Tuesday, August 11, 2009


For every software engineer there is an area of Computer Science that is exciting and fun. While I love virtually every aspect of the craft, compilers and optimization are my two favorites. For those who may not know, a compiler is a computer program that converts human-readable text into something the computer can understand (this is often called "machine language"). There are compilers for all sorts of human-readable languages, like C, C++, C#, Visual Basic, Python, and so on. Writing the program that has to understand text and turn it into something the computer can actually use is a very challenging endeavor, but it is also one of the more intellectually satisfying things I've done. There are all sorts of interesting aspects to writing a compiler that come up only after you're embedded in the design and implementation of the thing. You have to draw from all areas of Computer Science to make it work, but one of the most fascinating areas for me is optimization.

Optimization requires you to look at a problem from all sorts of different angles so you can be sure you understand exactly what you're dealing with. The goal is to take a program (or a piece of a program) and somehow make it better. Perhaps you want to make it smaller by cutting out all of the useless cruft. Maybe you need it to run faster. Sometimes you need to change it so that it is easier to understand and maintain later on. All of these fall under the general heading "Optimization".

The project I'm working on now has me dealing with many large files (hundreds of files that are each at least 10 megabytes in size). These files contain information that has to be updated at an astounding pace. At its peak, my program must perform close to 20,000 updates per second. Just finding the correct information in each file to update is a challenge. Maintaining this level of speed adds a whole lot more to the challenge. Doing all of this in C# (on top of .NET) adds another level of excitement. Eight months ago, I was not sure it could be done without lots of computers working together as one big virtual computer. Now, I'm watching it run on my home PC with close to 40,000 updates per second. Amazing.

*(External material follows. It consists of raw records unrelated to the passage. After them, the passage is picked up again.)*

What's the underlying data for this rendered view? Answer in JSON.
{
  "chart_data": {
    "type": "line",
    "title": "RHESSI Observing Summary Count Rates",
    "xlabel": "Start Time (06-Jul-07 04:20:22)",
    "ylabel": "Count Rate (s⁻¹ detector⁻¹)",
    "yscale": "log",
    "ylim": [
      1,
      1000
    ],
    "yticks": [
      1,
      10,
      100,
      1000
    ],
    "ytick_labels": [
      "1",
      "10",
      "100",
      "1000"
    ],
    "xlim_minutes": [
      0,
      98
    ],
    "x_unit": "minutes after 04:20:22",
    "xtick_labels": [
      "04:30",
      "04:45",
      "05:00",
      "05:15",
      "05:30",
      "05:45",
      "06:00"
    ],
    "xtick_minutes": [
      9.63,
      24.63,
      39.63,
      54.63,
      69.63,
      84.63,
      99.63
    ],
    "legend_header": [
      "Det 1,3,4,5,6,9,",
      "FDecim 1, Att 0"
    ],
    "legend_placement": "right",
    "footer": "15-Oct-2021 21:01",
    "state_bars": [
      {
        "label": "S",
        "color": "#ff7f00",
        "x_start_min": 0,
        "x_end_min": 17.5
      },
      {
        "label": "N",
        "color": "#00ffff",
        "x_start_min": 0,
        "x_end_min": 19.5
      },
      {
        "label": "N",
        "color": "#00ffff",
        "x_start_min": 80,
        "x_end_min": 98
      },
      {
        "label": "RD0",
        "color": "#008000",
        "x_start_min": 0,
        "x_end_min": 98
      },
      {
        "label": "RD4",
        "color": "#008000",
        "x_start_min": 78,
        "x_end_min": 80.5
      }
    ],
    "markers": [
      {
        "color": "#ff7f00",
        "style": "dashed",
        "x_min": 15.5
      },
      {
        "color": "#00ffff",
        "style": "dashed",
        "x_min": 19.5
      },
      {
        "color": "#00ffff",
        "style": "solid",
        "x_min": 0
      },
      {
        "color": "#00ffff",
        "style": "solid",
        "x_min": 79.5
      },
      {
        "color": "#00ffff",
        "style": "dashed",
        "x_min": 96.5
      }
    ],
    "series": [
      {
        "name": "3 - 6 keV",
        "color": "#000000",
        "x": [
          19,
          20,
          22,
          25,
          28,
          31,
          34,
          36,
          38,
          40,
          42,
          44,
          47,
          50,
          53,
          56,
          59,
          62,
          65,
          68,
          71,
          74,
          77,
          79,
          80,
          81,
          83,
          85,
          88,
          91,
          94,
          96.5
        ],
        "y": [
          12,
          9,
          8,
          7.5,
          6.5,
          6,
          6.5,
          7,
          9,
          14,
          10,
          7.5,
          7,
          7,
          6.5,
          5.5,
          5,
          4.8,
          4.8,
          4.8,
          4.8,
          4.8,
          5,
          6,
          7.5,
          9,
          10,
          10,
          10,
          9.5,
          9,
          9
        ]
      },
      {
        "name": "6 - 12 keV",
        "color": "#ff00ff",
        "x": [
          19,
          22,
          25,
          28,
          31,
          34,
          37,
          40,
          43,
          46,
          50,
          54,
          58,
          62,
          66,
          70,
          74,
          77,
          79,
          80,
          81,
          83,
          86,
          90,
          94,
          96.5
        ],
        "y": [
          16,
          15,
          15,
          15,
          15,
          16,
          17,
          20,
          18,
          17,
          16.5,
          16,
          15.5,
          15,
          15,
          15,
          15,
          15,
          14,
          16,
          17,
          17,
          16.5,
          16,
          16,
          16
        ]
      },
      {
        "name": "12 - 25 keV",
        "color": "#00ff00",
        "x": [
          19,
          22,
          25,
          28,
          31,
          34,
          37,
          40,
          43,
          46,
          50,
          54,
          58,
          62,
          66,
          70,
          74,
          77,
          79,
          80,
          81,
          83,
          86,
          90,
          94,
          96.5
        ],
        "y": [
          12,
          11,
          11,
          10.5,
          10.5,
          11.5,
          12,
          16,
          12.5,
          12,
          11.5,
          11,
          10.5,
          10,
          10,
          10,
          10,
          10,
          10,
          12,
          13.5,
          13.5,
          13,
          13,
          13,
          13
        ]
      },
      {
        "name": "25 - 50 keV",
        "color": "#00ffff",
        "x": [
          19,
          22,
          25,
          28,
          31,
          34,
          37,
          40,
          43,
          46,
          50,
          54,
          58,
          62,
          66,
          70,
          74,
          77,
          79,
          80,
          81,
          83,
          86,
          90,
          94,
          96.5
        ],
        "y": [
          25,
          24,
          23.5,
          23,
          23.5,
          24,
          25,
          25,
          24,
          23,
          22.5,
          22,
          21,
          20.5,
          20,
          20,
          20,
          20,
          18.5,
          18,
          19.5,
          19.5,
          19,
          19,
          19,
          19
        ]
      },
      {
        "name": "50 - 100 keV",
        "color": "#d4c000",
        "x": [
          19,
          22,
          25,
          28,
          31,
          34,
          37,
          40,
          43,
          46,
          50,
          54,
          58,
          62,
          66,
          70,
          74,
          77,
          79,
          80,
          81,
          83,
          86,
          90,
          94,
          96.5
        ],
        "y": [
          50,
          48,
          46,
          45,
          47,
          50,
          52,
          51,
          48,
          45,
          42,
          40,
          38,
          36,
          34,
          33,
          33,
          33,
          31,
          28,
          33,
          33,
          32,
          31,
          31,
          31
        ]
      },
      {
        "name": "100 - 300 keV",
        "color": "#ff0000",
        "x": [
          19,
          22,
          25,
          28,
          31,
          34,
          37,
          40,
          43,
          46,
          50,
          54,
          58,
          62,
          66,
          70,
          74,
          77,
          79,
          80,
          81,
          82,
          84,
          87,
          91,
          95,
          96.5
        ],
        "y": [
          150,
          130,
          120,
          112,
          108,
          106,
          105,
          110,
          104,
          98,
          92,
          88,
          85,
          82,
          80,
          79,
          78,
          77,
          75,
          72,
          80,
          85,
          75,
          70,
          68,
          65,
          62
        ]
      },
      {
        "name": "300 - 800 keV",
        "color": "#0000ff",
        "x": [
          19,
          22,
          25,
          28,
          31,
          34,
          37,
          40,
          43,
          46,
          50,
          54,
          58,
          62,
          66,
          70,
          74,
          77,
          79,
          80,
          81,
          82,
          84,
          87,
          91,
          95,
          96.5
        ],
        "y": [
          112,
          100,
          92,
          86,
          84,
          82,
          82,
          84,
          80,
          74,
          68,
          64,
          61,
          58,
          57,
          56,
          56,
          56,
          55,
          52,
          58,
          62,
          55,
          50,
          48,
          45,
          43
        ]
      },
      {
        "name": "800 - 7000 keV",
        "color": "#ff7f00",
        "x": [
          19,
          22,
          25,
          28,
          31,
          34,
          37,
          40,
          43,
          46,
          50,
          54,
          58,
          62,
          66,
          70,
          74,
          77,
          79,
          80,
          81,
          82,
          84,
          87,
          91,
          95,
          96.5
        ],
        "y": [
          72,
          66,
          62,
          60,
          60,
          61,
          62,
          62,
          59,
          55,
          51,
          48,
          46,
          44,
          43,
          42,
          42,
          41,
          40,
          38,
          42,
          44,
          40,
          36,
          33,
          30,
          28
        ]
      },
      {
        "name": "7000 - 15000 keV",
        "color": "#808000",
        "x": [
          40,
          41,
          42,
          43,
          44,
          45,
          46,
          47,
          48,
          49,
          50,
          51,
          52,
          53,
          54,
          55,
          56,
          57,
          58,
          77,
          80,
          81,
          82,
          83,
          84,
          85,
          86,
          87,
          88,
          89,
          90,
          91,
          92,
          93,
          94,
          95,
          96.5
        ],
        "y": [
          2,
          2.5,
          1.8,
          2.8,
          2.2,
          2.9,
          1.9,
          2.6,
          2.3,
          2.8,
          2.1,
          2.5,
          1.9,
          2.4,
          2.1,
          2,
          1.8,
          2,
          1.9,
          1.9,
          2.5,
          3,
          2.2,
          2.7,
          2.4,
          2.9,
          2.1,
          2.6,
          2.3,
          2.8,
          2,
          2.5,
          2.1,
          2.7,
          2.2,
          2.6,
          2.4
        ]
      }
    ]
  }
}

Eash file uses a database engine, SQLite, as its maintainer. I chose SQLite for three main reasons: Transactions, speed, and encryption. Since there are several changes that need to be made to each file as part of one sequence, I wanted to make sure that either everything happened correctly or no changes were made at all. This is called "atomic" behavior, and requires transactions to work correctly. Obviously, I needed it to be very fast and one of SQLite's primary features is its speed. I had to take that claim on trust until I built a prototype system. Finally, I needed each one of these files to be encrypted - nobody else should be able to see what is inside the file unless they know the complicated password.

Everything in this project is written on top of Microsoft's .NET framework. Thus, to use SQLite, I had to use SQLite.NET from Robert Simpson. I was concerned that the .NET version would not be able to keep up with my speed requirements, but it turns out that this was not a problem at all. Each file individually can be accessed, updated, and checked close to 50,000 times per second on my home PC. I find this amazing, especially given that the files are encrypted with RC2 data encryption.

I am left both happy and sad with the results I've seen. I'm happy because SQLite.NET has done everything I've asked of it better than I expected. I'm sad because there's no reason to optimize anything any further than the prototype. For something that took me a few weeks to build, I'm impressed. Consider this post a glowing review of SQLite.NET specifically and the SQLite database generally.